Virtual Seminar: Reinforcement Learning using Generative Models for Continuous State and Action Space Systems

Friday, October 09, 2020

Meeting Time: 11:00 AM – 12:00 PM Central (CDT; UTC -5)

Reinforcement Learning (RL) problems for continuous state and action space systems are among the most challenging in RL. Recently, deep reinforcement learning methods have been shown to be quite effective for certain RL problems in settings of very large/continuous state and action spaces. But such methods require extensive hyper-parameter tuning, huge amount of data, and come with no performance guarantees. We note that such methods are mostly trained `offline’ on experience replay buffers. In this talk, I will describe a series of simple reinforcement learning schemes for various settings. Our premise is that we have access to a generative model that can give us simulated samples of the next state. We will start with finite state and action space MDPs. An `empirical value learning’ (EVL) algorithm can be derived quite simply by replacing the expectation in the Bellman operator with an empirical estimate.  We note that the EVL algorithm has remarkably good numerical performance for practical purposes. We next extend this to continuous state spaces by considering randomized function approximation on a reproducible kernel Hilbert space (RKHS). This allows for arbitrarily good approximation with high probability for any problem due to its universal function approximation property. Last, I will introduce the RANDPOL (randomized function approximation for policy iteration) algorithm, an actor-critic algorithm that used randomized neural networks that can successfully solve a tough robotic problem. We also provide theoretical performance guarantees for the algorithm. I will also touch upon the probabilistic contraction analysis framework of iterative stochastic algorithms that underpins the theoretical analysis. This talk is based on work with a number of people that includes Dileep Kalathil (Texas A&M), Hiteshi Sharma (Microsoft),  Abhishek Gupta (Ohio State), William Haskell (Purdue), Vivek Borkar (IIT Bombay) and Peter Glynn (Stanford).
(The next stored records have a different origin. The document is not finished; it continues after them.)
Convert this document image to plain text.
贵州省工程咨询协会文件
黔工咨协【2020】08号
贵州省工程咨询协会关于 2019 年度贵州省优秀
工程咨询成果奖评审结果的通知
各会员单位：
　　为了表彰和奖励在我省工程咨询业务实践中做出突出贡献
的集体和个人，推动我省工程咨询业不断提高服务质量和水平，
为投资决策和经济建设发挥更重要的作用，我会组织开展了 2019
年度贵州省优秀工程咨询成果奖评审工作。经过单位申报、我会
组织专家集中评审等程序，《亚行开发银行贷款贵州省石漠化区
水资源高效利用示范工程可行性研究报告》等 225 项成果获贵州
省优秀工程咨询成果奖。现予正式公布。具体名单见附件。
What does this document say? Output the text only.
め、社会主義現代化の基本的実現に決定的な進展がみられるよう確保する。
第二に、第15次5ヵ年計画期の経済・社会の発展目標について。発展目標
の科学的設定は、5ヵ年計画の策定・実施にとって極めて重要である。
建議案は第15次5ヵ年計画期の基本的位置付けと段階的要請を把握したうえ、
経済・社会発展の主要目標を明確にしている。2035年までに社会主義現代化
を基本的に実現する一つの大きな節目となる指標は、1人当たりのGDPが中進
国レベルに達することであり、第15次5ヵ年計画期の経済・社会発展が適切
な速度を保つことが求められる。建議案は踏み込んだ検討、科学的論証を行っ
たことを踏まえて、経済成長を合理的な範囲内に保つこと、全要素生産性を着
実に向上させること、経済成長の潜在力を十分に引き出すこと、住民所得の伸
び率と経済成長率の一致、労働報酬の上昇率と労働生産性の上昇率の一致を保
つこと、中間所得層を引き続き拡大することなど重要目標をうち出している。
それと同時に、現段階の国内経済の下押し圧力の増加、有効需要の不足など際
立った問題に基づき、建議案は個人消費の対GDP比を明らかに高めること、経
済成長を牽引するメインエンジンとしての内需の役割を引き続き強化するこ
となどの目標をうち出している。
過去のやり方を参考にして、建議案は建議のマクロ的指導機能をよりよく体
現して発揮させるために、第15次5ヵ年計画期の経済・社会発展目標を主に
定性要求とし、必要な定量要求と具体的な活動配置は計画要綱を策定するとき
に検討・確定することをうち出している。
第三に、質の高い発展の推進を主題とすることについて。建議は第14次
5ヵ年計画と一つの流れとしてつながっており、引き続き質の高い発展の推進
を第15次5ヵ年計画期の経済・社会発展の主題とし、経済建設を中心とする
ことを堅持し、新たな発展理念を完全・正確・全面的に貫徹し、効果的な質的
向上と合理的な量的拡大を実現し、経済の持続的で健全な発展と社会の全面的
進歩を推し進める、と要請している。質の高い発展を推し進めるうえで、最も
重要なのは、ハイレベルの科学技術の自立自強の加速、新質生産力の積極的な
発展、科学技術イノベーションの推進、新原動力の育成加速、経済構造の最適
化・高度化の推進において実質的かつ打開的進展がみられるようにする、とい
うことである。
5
Access: Seminar will be delivered live via Zoom. At the date and time above, you can access the talk HERE (Zoom account required).

The Zoom conferencing system is accessible to UT faculty, staff, and students with support from ITS. Otherwise, you can sign up for a free account on the Zoom website.



Photo: Rahul Jain
Associate Professor
University of Southern California, Los Angeles

Rahul Jain is the K. C. Dahlberg Early Career Chair and Associate Professor of Electrical Engineering, Computer Science* and ISE* (*by courtesy) at the University of Southern California (USC). He received a B.Tech from the IIT Kanpur, and an MA in Statistics and a PhD in EECS from the University of California, Berkeley. Prior to joining USC, he was at the IBM T J Watson Research Center, Yorktown Heights, NY. He has received numerous awards including the NSF CAREER award, the ONR Young Investigator award, an IBM Faculty award, the James H. Zumberge Faculty Research and Innovation Award, and is a US Fulbright Scholar. His interests span reinforcement learning, stochastic control, statistical learning, stochastic networks, and game theory, and power systems and healthcare on the applications side.